Entretien avec Florian Delorme dans le cadre de l’émission CulturesMonde diffusée sur France Culture le 30 janvier 2013.


L’essentiel des drones qui circulent aujourd’hui dans le ciel appartiennent aux USA. Entre 2002 et 2012, leur flotte est passée de 167 appareils à plus 7000. Selon le bilan de l’U.S. Air Forces Central Command, 506 missiles ont été tirés par des drones en Afghanistan au cours de l’année. Du côté du Pakistan, pas de chiffres officiels mais on parle de 46 frappes, et pour ce qui est du Yémen de 24 frappes… (pas plus tard que la semaine dernière, une frappe aurait tué six djihadistes présumés). Mais ces attaques sont-elles réellement « efficaces » ? Ne sont-elles pas plus contre-productives que l’on ne pourrait le penser ?

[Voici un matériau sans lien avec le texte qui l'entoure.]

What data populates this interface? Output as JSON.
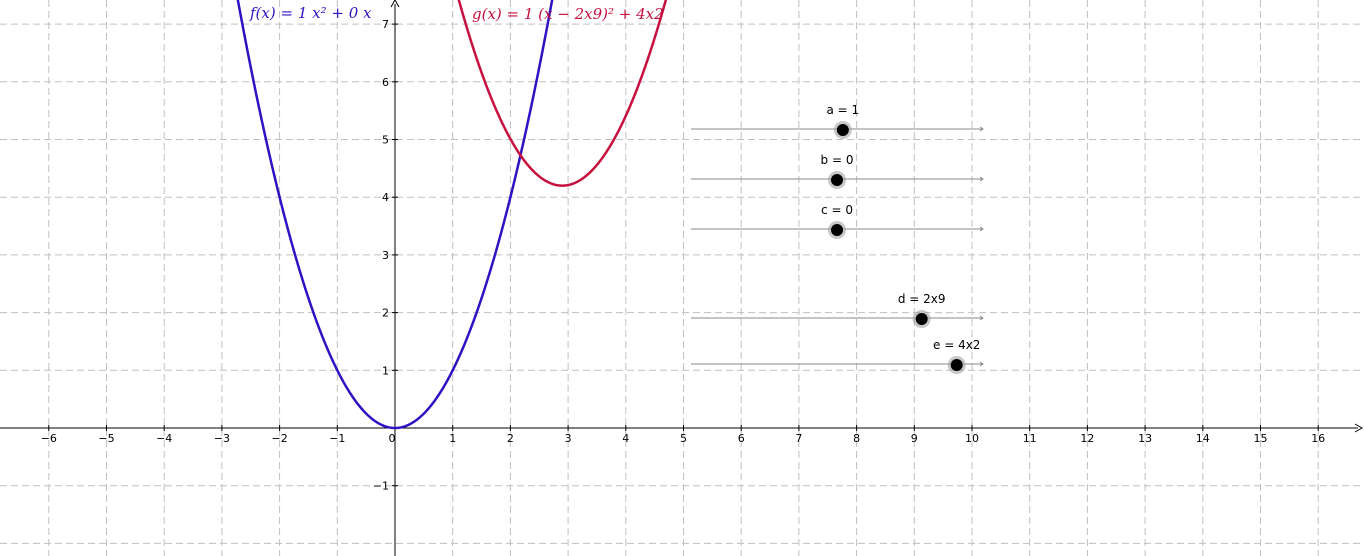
{
  "axes": {
    "x_ticks": [
      "−6",
      "−5",
      "−4",
      "−3",
      "−2",
      "−1",
      "0",
      "1",
      "2",
      "3",
      "4",
      "5",
      "6",
      "7",
      "8",
      "9",
      "10",
      "11",
      "12",
      "13",
      "14",
      "15",
      "16"
    ],
    "y_ticks": [
      "−1",
      "1",
      "2",
      "3",
      "4",
      "5",
      "6",
      "7"
    ],
    "grid": "dashed"
  },
  "functions": [
    {
      "label": "f(x)  =  1 x² + 0 x",
      "color": "#2e12c4"
    },
    {
      "label": "g(x)  =  1 (x − 2x9)² + 4x2",
      "color": "#c8103e"
    }
  ],
  "sliders": [
    {
      "label": "a = 1",
      "value_fraction": 0.52
    },
    {
      "label": "b = 0",
      "value_fraction": 0.5
    },
    {
      "label": "c = 0",
      "value_fraction": 0.5
    },
    {
      "label": "d = 2x9",
      "value_fraction": 0.79
    },
    {
      "label": "e = 4x2",
      "value_fraction": 0.91
    }
  ]
}
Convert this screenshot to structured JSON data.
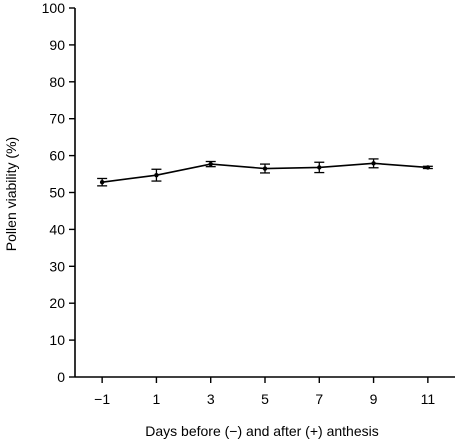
{
  "chart_data": {
    "type": "line",
    "xlabel": "Days before (−) and after (+) anthesis",
    "ylabel": "Pollen viability (%)",
    "x": [
      -1,
      1,
      3,
      5,
      7,
      9,
      11
    ],
    "x_tick_labels": [
      "−1",
      "1",
      "3",
      "5",
      "7",
      "9",
      "11"
    ],
    "ylim": [
      0,
      100
    ],
    "y_ticks": [
      0,
      10,
      20,
      30,
      40,
      50,
      60,
      70,
      80,
      90,
      100
    ],
    "series": [
      {
        "values": [
          52.8,
          54.7,
          57.7,
          56.5,
          56.8,
          57.9,
          56.8
        ],
        "errors": [
          1.0,
          1.6,
          0.7,
          1.2,
          1.4,
          1.2,
          0.3
        ]
      }
    ],
    "grid": false,
    "legend": "none",
    "colors": {
      "line": "#000000"
    }
  }
}
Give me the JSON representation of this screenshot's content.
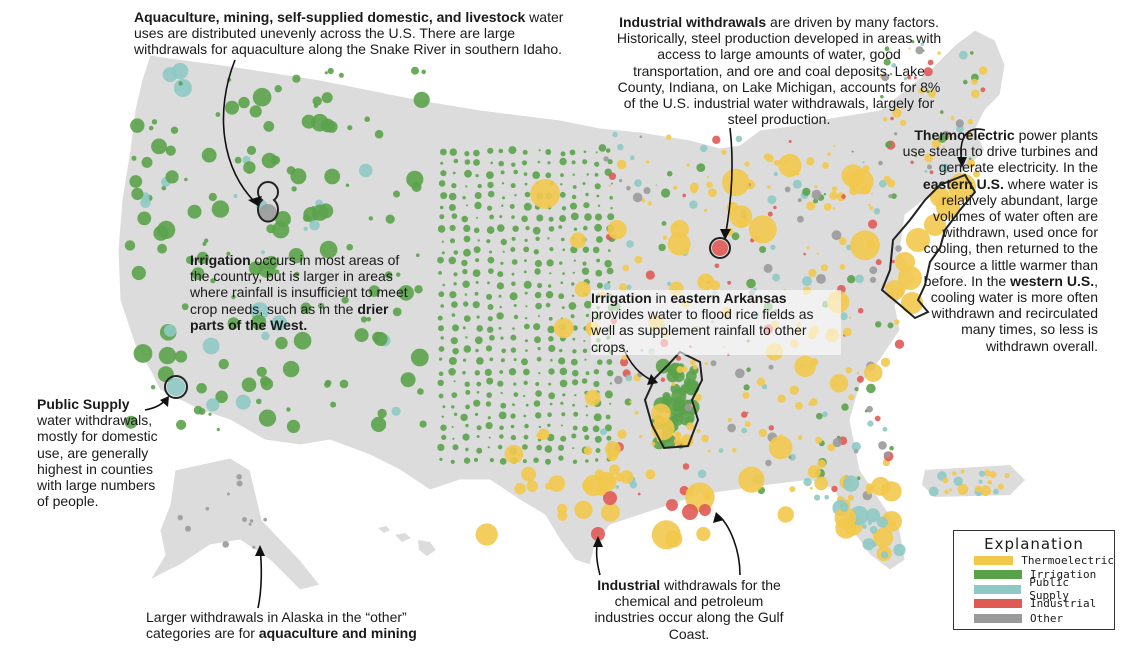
{
  "annotations": {
    "aquaculture": {
      "title": "Aquaculture, mining, self-supplied domestic, and livestock",
      "body": " water uses are distributed unevenly across the U.S. There are large withdrawals for aquaculture along the Snake River in southern Idaho."
    },
    "industrial_withdrawals": {
      "title": "Industrial withdrawals",
      "body": " are driven by many factors. Historically, steel production developed in areas with access to large amounts of water, good transportation, and ore and coal deposits. Lake County, Indiana, on Lake Michigan, accounts for 8% of the U.S. industrial water withdrawals, largely for steel production."
    },
    "thermoelectric": {
      "title": "Thermoelectric",
      "body1": " power plants use steam to drive turbines and generate electricity. In the ",
      "east": "eastern U.S.",
      "body2": " where water is relatively abundant, large volumes of water often are withdrawn, used once for cooling, then returned to the source a little warmer than before. In the ",
      "west": "western U.S.",
      "body3": ", cooling water is more often withdrawn and recirculated many times, so less is withdrawn overall."
    },
    "irrigation_west": {
      "title": "Irrigation",
      "body": " occurs in most areas of the country, but is larger in areas where rainfall is insufficient to meet crop needs, such as in the ",
      "emph": "drier parts of the West."
    },
    "irrigation_arkansas": {
      "title": "Irrigation",
      "mid": " in ",
      "emph": "eastern Arkansas",
      "body": " provides water to flood rice fields as well as supplement rainfall to other crops."
    },
    "public_supply": {
      "title": "Public Supply",
      "body": " water withdrawals, mostly for domestic use, are generally highest in counties with large numbers of people."
    },
    "gulf_industrial": {
      "title": "Industrial",
      "body": " withdrawals for the chemical and petroleum industries occur along the Gulf Coast."
    },
    "alaska": {
      "body": "Larger withdrawals in Alaska in the “other” categories are for ",
      "emph": "aquaculture and mining"
    }
  },
  "legend": {
    "title": "Explanation",
    "items": [
      {
        "label": "Thermoelectric",
        "color": "#f2c84b"
      },
      {
        "label": "Irrigation",
        "color": "#5aa24a"
      },
      {
        "label": "Public Supply",
        "color": "#8ec9c4"
      },
      {
        "label": "Industrial",
        "color": "#e05a55"
      },
      {
        "label": "Other",
        "color": "#9a9a9a"
      }
    ]
  },
  "colors": {
    "land": "#dcdcdc",
    "thermoelectric": "#f2c84b",
    "irrigation": "#5aa24a",
    "public_supply": "#8ec9c4",
    "industrial": "#e05a55",
    "other": "#9a9a9a"
  }
}
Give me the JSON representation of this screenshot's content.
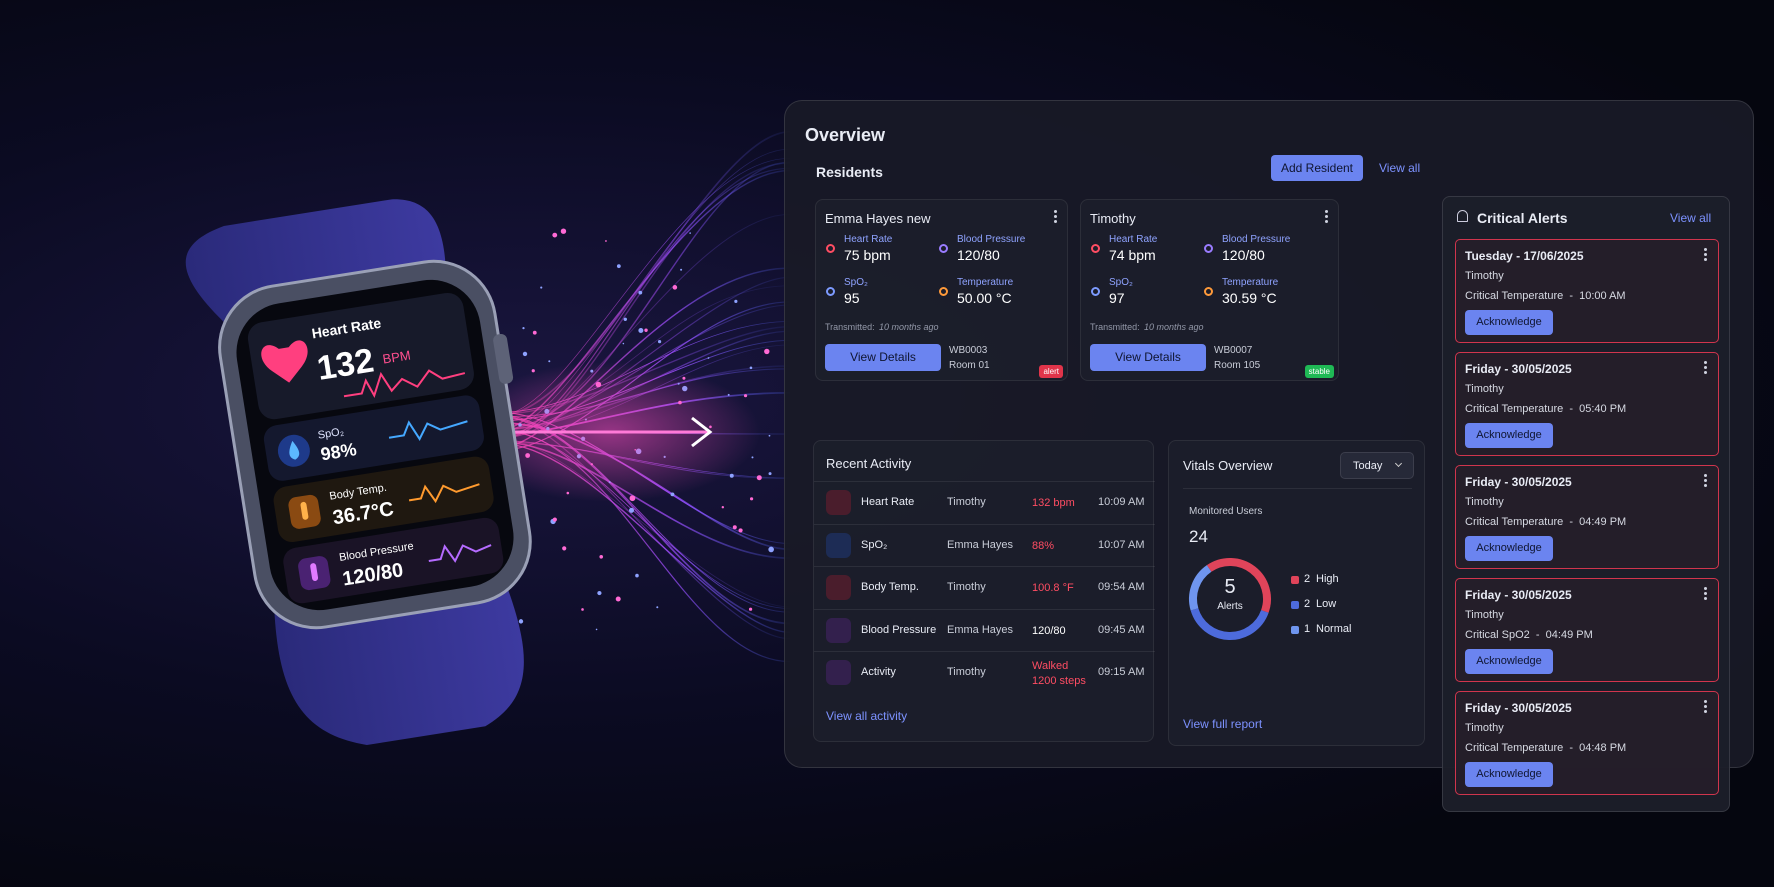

Quoiqu’il en soit, il est clair que l’utilisation de drones d’attaque est en train de se généraliser. Ils sont devenus la pierre angulaire de l’administration Obama dans sa lutte contre le terrorisme, l’outil de prédilection pour éliminer les dirigeants d’Al Qaeda et nul doute que la tendance ira grandissante avec l’arrivée de John Brennan à la tête de la CIA (ancien conseiller à la lutte antiterroriste d’Obama et fervent partisan des frappes de drones).

Ces nouvelles guerres « à distance » ne sont pas sans poser questions. Depuis les premières utilisations en 2004, les quelque 300 raids sur le sol pakistanais auraient causé la mort de plus de 2500 personnes, dont une grande partie de civils innocents. Nous parlerons aujourd’hui avec un avocat pakistanais défendant les familles de ces victimes.

Nous pouvons également nous interroger sur la chaine de commandement qui se dissimule derrière ces nouvelles guerres à distance, depuis l’élaboration de la liste des « cibles à abattre » par ces avions sans pilote, jusqu’à l’opérateur chargé – depuis un confortable caisson climatisé sur une base située à plusieurs milliers de km – d’actionner un missile via un joystick (un objet et tout un environnement fait d’écrans, de claviers et d’ordinateurs qui relèvent plus, pour ces très jeunes gens, du monde du jeu vidéo que de celui du terrain de guerre).

Autres invités : Shahzad Abkar, avocat, fondateur d’une association qui protège et défend les victimes civiles des drones ; Charles Cogan, journaliste et chercheur à Harvard, ancien employé de la CIA.